Tuesday, April 20, 2010

Dark matter may give neutron stars black hearts



DARK matter may be prompting black holes to appear spontaneously in the hearts of distant exotic stars. If so, this could hint at the nature of dark matter.

Arnaud de Lavallaz and Malcolm Fairbairn of King's College London wondered what would happen when dark matter - which makes up most of the mass of galaxies - is sucked into the heart of neutron stars. These stars, the remnants of supernova explosions, are the densest known stars in the universe. It turns out that the outcome depends on the nature of dark matter.

Most of the favoured theories of dark matter suggest each particle of the stuff is also an antiparticle, meaning that they should annihilate each other when they meet. But Fairbairn and de Lavallaz considered a dark matter particle of a different type, which is not also its antiparticle.

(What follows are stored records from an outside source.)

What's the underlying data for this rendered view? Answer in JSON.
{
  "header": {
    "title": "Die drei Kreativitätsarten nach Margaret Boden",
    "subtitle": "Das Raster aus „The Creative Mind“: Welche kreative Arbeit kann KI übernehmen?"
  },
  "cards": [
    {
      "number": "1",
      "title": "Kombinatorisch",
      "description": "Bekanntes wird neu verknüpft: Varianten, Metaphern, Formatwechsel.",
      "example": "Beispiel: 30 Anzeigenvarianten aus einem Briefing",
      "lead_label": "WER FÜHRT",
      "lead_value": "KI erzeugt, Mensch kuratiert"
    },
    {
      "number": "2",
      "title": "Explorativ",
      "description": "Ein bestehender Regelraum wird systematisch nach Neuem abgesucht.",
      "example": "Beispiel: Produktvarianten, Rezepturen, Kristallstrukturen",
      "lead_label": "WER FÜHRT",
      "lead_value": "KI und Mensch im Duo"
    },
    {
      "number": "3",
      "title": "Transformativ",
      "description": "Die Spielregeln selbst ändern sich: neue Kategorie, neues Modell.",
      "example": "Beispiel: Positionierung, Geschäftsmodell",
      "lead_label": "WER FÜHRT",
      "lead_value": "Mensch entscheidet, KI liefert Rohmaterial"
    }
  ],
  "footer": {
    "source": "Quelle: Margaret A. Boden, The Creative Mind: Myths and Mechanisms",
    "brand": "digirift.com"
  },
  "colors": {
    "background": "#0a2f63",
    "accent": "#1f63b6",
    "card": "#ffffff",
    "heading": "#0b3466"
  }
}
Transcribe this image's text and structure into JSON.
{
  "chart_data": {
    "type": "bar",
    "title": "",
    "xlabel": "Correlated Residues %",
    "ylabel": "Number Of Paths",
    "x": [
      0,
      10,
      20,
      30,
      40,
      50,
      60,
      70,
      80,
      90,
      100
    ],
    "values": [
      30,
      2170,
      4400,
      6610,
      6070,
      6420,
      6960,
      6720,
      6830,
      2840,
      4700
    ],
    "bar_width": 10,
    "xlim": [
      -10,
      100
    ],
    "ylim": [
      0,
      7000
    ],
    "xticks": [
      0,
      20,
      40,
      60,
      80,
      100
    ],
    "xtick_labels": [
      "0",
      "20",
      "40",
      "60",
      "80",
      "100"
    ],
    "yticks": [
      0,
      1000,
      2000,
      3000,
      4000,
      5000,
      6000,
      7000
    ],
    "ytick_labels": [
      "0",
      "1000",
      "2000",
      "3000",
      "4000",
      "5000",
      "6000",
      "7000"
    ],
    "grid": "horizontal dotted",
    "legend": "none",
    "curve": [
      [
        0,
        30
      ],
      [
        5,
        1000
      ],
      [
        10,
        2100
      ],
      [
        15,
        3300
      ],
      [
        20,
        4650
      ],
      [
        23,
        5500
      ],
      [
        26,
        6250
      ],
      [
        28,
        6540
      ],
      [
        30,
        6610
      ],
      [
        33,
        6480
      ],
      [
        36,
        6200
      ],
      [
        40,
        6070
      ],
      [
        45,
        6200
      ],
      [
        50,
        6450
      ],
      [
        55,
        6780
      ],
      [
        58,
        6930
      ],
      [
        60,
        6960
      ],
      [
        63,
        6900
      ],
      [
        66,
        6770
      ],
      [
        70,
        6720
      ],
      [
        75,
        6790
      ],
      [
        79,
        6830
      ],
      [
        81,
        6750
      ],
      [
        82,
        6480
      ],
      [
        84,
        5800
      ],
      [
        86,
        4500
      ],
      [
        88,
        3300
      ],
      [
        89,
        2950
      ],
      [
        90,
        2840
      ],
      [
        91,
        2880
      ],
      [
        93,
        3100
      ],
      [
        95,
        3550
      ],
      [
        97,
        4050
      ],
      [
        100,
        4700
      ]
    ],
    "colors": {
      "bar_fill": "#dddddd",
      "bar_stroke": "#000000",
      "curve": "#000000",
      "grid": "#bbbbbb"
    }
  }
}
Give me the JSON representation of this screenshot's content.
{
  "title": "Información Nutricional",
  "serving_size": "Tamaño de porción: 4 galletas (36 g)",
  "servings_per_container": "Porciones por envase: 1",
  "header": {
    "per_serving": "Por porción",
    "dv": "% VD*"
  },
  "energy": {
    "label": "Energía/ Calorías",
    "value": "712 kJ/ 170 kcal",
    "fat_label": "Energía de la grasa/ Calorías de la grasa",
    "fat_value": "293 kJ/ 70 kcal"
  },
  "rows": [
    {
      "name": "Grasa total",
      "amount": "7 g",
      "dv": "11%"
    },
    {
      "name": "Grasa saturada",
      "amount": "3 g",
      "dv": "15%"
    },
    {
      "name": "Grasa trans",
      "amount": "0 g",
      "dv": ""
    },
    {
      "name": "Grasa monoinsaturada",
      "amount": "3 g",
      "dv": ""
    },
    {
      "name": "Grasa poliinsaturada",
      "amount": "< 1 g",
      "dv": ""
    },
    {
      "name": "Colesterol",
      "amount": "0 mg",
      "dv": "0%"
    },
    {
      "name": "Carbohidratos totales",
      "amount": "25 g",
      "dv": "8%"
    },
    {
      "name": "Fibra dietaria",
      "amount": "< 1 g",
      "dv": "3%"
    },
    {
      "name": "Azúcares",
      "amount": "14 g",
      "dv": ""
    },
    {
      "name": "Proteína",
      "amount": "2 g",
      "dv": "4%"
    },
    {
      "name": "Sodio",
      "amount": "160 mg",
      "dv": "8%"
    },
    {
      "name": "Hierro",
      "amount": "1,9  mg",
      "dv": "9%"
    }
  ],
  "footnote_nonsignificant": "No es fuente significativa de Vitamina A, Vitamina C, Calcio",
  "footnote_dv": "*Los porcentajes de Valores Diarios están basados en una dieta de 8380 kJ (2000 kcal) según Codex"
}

The pair calculated what would happen if dark matter particles like these were attracted by the intense gravity of neutron stars. Because they would not annihilate each other, the dark matter particles would end up forming a smaller, dense star at the heart of the neutron star. If the neutron star were near the centre of the galaxy, for example, and surrounded by an abundance of dark matter, then it would continue to accrete dark matter.

Eventually, the mass of the dark matter star would exceed its "Chandrashekar limit" - beyond which a star cannot withstand gravitational pressure. The dark matter star would collapse into a black hole. "Then the neutron star won't be able to survive anymore, and it'll collapse too," says Fairbairn. "It would be pretty catastrophic."

Their calculations show that if a neutron star collapsed in this way the result would be a burst of gamma rays, which could be spotted from Earth (arxiv.org/abs/1004.0629).

Various underground experiments back on Earth have been trying to detect dark matter, using different techniques. While none of the major experiments have seen anything yet, physicists running the Dark Matter (DAMA) experiment inside the Gran Sasso mountain in Italy have been saying for some time that dark matter particles are hitting their detector. Most physicists are sceptical of the DAMA results because it doesn't sit well with favoured theories on the nature of dark matter.

Fairbairn says that the DAMA experiment could be sensitive to dark matter particles that do not self-annihilate, which might explain why it is seeing something and others are not.